The regular meetings to discuss and vote on cases, held in the justices’ conference room (which is part of the chief justice's chambers), are strictly for Supremes. Rehnquist prides himself on running an efficient, egalitarian meeting. After introducing each case, the chief justice invites each of his colleagues to address the merits of the matter before anyone speaks twice. The Court's most junior member does double duty as doorman, sending and accepting messages. 

The first floor also houses the east and west conference rooms, large meeting spaces used for formal events, photo ops, and reunions of former clerks. The East Conference Room hosts the biennial Judicial Conference of the United States. Some 27 federal judges from around the nation were assembled here for the conference on the morning of September 11. After the terrorist attacks began, the Court building was evacuated and the conference was canceled for the first time in its 79-year history. 

The Second Floor
 
Ruth Bader Ginsburg is the first active Supreme to have her chambers on the second floor. She could have chosen the first-floor chambers vacated by retiring Justice Byron White but opted instead for the suite formerly used by Thurgood Marshall in his retirement. Ginsburg is also the only justice to decorate the hallway outside her chambers; a row of modern art posters, featuring works by Miro, Klimt, and Matisse, greet her visitors. Her colleagues all have space for their clerks on this floor, consisting of a nondescript room that accommodates two clerks (each justice usually employs four clerks at a time, except for the chief justice, who has only three; clerks typically do one-year stints). Justices generally don't visit secondary chambers, though Justice Souter reportedly is known for his unexpected social drop-ins. 

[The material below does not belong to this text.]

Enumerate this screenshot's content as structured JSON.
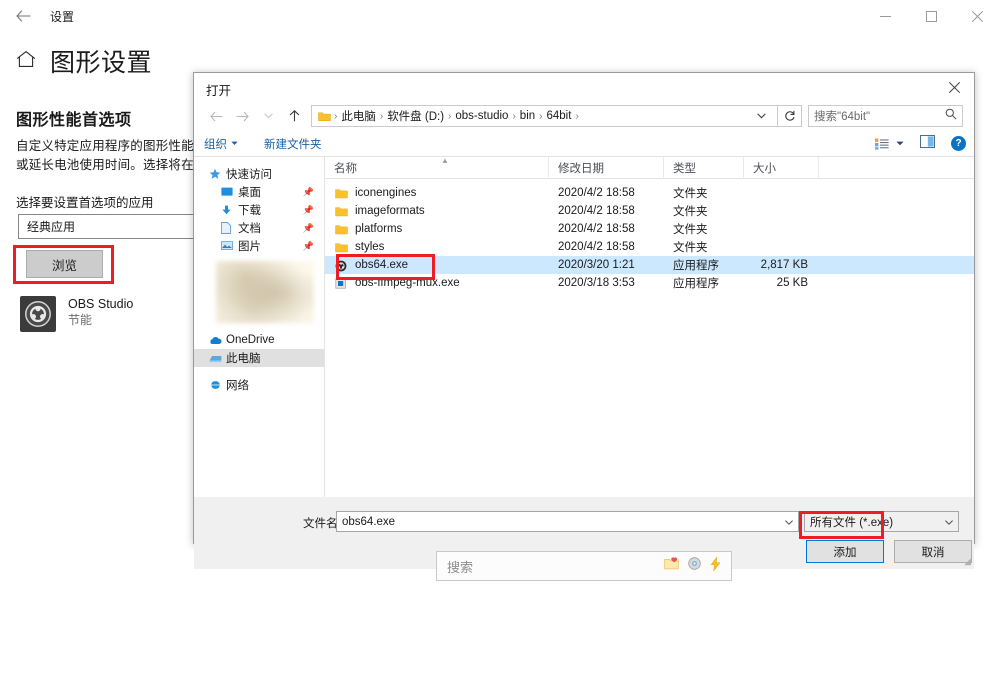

The second floor also features several ceremonial rooms, including the justices’ dining room, an Early American style space overlooking the building's eastern steps. On most days, the justices eat lunch at their desks, but on conference days they dine together here, with catering by the cafeteria. The notoriously bland Justice Souter has a standing order: plain yogurt. 

The Reporter of Decisions Office accommodates a staff of roughly 10. The reporter and his colleagues check all of the citations in Court opinions and publish the final documents in United States Reports, the official bound record of all Supreme Court opinions. When a justice passes away, the reporter of decisions submits the tributes from colleagues that run in U.S. Reports. 

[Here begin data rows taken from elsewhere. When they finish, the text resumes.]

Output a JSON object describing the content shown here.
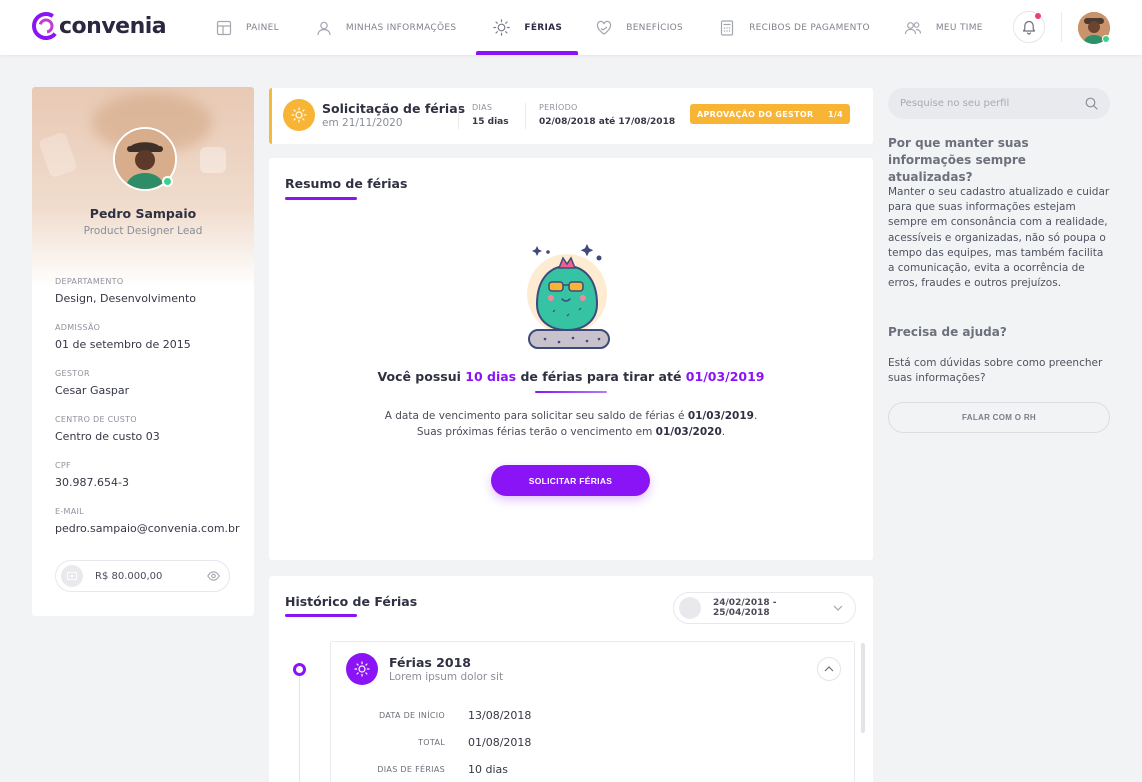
{
  "brand": {
    "name": "convenia",
    "accent": "#8a14f5",
    "warning": "#f8b434",
    "online": "#3ecf8e"
  },
  "nav": {
    "items": [
      {
        "label": "PAINEL",
        "icon": "dashboard-icon"
      },
      {
        "label": "MINHAS INFORMAÇÕES",
        "icon": "user-icon"
      },
      {
        "label": "FÉRIAS",
        "icon": "sun-icon",
        "active": true
      },
      {
        "label": "BENEFÍCIOS",
        "icon": "heart-icon"
      },
      {
        "label": "RECIBOS DE PAGAMENTO",
        "icon": "calculator-icon"
      },
      {
        "label": "MEU TIME",
        "icon": "team-icon"
      }
    ]
  },
  "profile": {
    "name": "Pedro Sampaio",
    "role": "Product Designer Lead",
    "fields": [
      {
        "label": "DEPARTAMENTO",
        "value": "Design, Desenvolvimento"
      },
      {
        "label": "ADMISSÃO",
        "value": "01 de setembro de 2015"
      },
      {
        "label": "GESTOR",
        "value": "Cesar Gaspar"
      },
      {
        "label": "CENTRO DE CUSTO",
        "value": "Centro de custo 03"
      },
      {
        "label": "CPF",
        "value": "30.987.654-3"
      },
      {
        "label": "E-MAIL",
        "value": "pedro.sampaio@convenia.com.br"
      }
    ],
    "salary": "R$ 80.000,00"
  },
  "request": {
    "title": "Solicitação de férias",
    "subtitle": "em 21/11/2020",
    "days_label": "DIAS",
    "days_value": "15 dias",
    "period_label": "PERÍODO",
    "period_value": "02/08/2018 até 17/08/2018",
    "status_label": "APROVAÇÃO DO GESTOR",
    "status_step": "1/4"
  },
  "summary": {
    "title": "Resumo de férias",
    "main_prefix": "Você possui ",
    "main_days": "10 dias",
    "main_middle": " de férias para tirar até ",
    "main_date": "01/03/2019",
    "desc_1": "A data de vencimento para solicitar seu saldo de férias é ",
    "desc_date1": "01/03/2019",
    "desc_2": ". Suas próximas férias terão o vencimento em ",
    "desc_date2": "01/03/2020",
    "desc_3": ".",
    "button": "SOLICITAR FÉRIAS"
  },
  "history": {
    "title": "Histórico de Férias",
    "date_range": "24/02/2018 - 25/04/2018",
    "entry": {
      "title": "Férias 2018",
      "subtitle": "Lorem ipsum dolor sit",
      "rows": [
        {
          "label": "DATA DE INÍCIO",
          "value": "13/08/2018"
        },
        {
          "label": "TOTAL",
          "value": "01/08/2018"
        },
        {
          "label": "DIAS DE FÉRIAS",
          "value": "10 dias"
        }
      ]
    }
  },
  "sidebar": {
    "search_placeholder": "Pesquise no seu perfil",
    "why_title": "Por que manter suas informações sempre atualizadas?",
    "why_text": "Manter o seu cadastro atualizado e cuidar para que suas informações estejam sempre em consonância com a realidade, acessíveis e organizadas, não só poupa o tempo das equipes, mas também facilita a comunicação, evita a ocorrência de erros, fraudes e outros prejuízos.",
    "help_title": "Precisa de ajuda?",
    "help_text": "Está com dúvidas sobre  como preencher suas informações?",
    "help_button": "FALAR COM O RH"
  }
}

Just down the hall from the justices' dining room is the Library Reading Room, a small space with two reference librarians. Legend has it that Justice Harry Blackmun squirreled away here to compose the Court's 1973 majority opinion in Roe v. Wade. 

The Third Floor
 
The third floor is the home of the Supreme Court Library. Noted for its hand-carved wood columns, intricate friezes, and 450,000 law books, and original copies of every brief filed at the Court since 1935, the library is staffed by a team of lawyers and librarians. It is considered one of the premier court libraries in the world. Borrowing privileges are normally limited to justices and their clerks.

The Fourth Floor
 
The fourth floor gym, open to Supreme Court employees only, is outfitted with a modest collection of weights and workout machines, including two treadmills and a NordicTrack (the justices have a weight room all their own). The fourth floor is also where you'll find the Supreme Court basketball court, sometimes called the, um, highest court in the land. The court is full-size but the ceilings are unusually low, which makes three-point shots and Hail-Mary passes difficult (architect Cass Gilbert originally intended the space to handle stacks of overflow books from the library, but it was converted to its present, more physically demanding use in the 1940s).
 
Byron White is considered the all-time best Supreme hoopster and until his death in 2002 had a personal locker nearby. None of the current nine are regular players, but Justice O'Connor held a one-hour women-only aerobics group three times a week at 8 a.m. on the court before her retirement in 2006. The basketball court is closed when Court is in session; the floor is located directly above the high-ceilinged courtroom, and a ball bouncing on the hardwood can plainly be heard in the hallowed room below.